Breaking News

[CRITIQUE] : Seule la vie


Réalisateur : Léopold Kraus
Acteurs : Valerie Pachner, Robert Stadlober, Stefanie Reinsperger,...
Distributeur : Pyramide Distribution
Budget : -
Genre : Comédie, Drame.
Nationalité : Allemand, Autrichien.
Durée : 2h01min

Synopsis :
Barbara et Heli sont amoureux et heureux. Clowns professionnels, ils savent rire de tout et mènent une vie joyeuse avec leurs deux enfants. Quand un accident emporte Héli et les enfants, Barbara doit trouver un nouveau chemin. Portée par les souvenirs qu’elle chérit, elle prouve que l’amour ne meurt jamais et qu’il faut toujours oser embrasser la vie.





C'est parce qu'il est douloureusement universel, que le deuil est une mécanique très souvent abordé par le septième art, tant sa complexité et son acceptation peuvent avoir une définition différente selon la personne qui en est touché et, de facto, dans l'expression que cherche à en offrir le cinéaste à sa barre.
Pour preuve, on ne compte même plus le nombre de propositions en ayant fait sa thématique principale, sur les dernières semaines (le documentaire introspectif D'un monde à l'autre de Jérémie Renier, la romcom Voicemails for Isabelle de Leah McKendrick, le drame paranoïaque L'Ombre du corbeau de Dylan Southern ou encore le tragique et brutal Father de Tereza Nvotová).

Copyright Pyramide Films

S'il a été abordé/usé sous toutes ses formes possibles ou presque, à tel point qu'il est intimement difficile de proposer quoique ce soit d'original à son sujet, gageons qu'il est rare d'avoir vu une exploration de celui-ci aussi délicate que par le cinéaste autrichien Adrian Goiginger (dont les précédents efforts ont dû se contenter d'une présence dans l'hexagone, qu'au coeur du catalogue d'Arte) avec son très beau Seule la vie, adaptation du roman autobiographique éponyme de Barbara Pachl Eberhart.
Une histoire qui part donc d'un vécu incroyablement bouleversant, et dont on imagine mal pouvoir se relever : la disparition dans un tragique accident, d'un mari et de deux jeunes enfants, laissant Barbara à la fois veuve, mère endeuillée et artiste amputée de son partenaire sur scène - elle est clown, plus particulièrement auprès des enfants malades.
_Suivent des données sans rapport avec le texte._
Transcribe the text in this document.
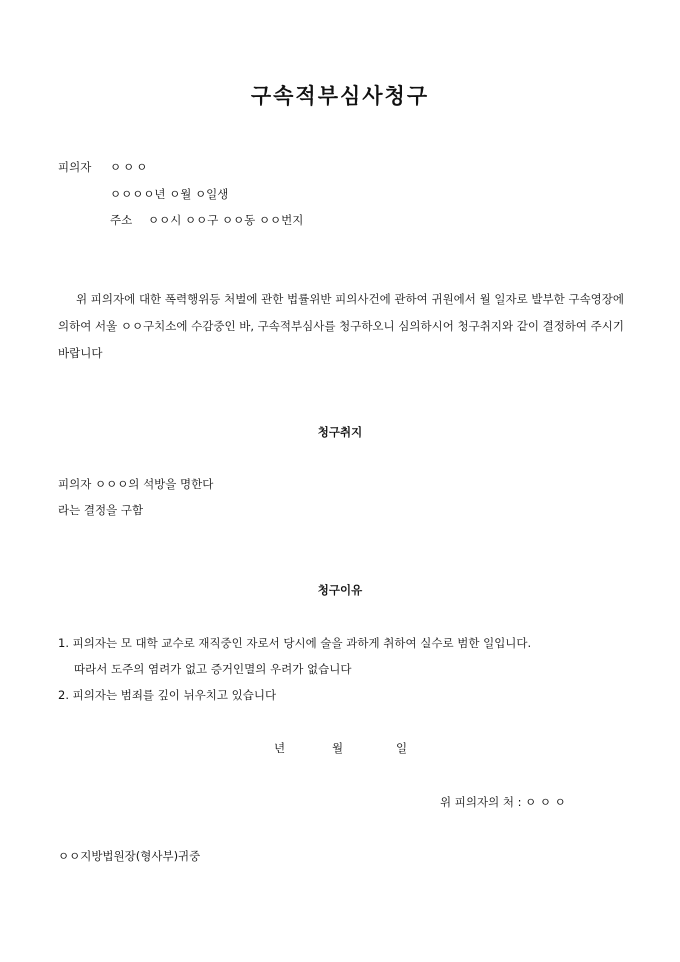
구속적부심사청구
피의자 ㅇㅇㅇ
ㅇㅇㅇㅇ년 ㅇ월 ㅇ일생
주소 ㅇㅇ시 ㅇㅇ구 ㅇㅇ동 ㅇㅇ번지
위 피의자에 대한 폭력행위등 처벌에 관한 법률위반 피의사건에 관하여 귀원에서 월 일자로 발부한 구속영장에 의하여 서울 ㅇㅇ구치소에 수감중인 바, 구속적부심사를 청구하오니 심의하시어 청구취지와 같이 결정하여 주시기 바랍니다
청구취지
피의자 ㅇㅇㅇ의 석방을 명한다
라는 결정을 구함
청구이유
1. 피의자는 모 대학 교수로 재직중인 자로서 당시에 술을 과하게 취하여 실수로 범한 일입니다.
따라서 도주의 염려가 없고 증거인멸의 우려가 없습니다
2. 피의자는 범죄를 깊이 뉘우치고 있습니다
년	월	일
위 피의자의 처 : ㅇ ㅇ ㅇ
ㅇㅇ지방법원장(형사부)귀중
Le cinéaste aborde ce traumatisme au détour d'une narration non-linéaire, s'attardant moins sur le choc de l'accident que sur ses visite directes et sur le passé conjugal/familial (de la rencontre du couple au quotidien - non sans heurts - avec les enfants) qui vient hanté le long processus de deuil et la difficile reconstruction de son héroïne brisée de toute part, imposée par la force des choses de laisser son existence aller de l'avant, de continuer à donner du bonheur aux autres à travers son masque de clown, là où elle n'est que souffrance et culpabilité à l'intérieur - un paradoxe qui lui sert pourtant de moteur vibrant pour avancer.
Le passé et les souvenirs viennent nourrir le récit d'un présent à la solitude extrême, là où les émotions douloureuses et contradictoires du présent viennent bâtir les fondations fragiles d'un avenir encore incertain.

Copyright Pyramide Films

Particulièrement juste dans son exploration crue et aux émotions fluctuantes d'un chagrin indélébile (jusque dans sa mise en scène assurée), dénué de manichéisme comme de réponses faciles, tout du long cloué à la prestation fabuleuse et toute en retenue d'une Valerie Pachner lumineuse (et incroyablement empathique), Seule la vie évite savamment l'écueil du mélodrame pachydermique pour mieux incarner une drame poignant et thérapeutique, frappé de quelques fulgurances assez folle (la séquence des funérailles en tête), sur une femme dévastée mais fermement décidée à rester en vie, tout en préservant un lien essentiel avec ceux qui ne sont plus - physiquement - là.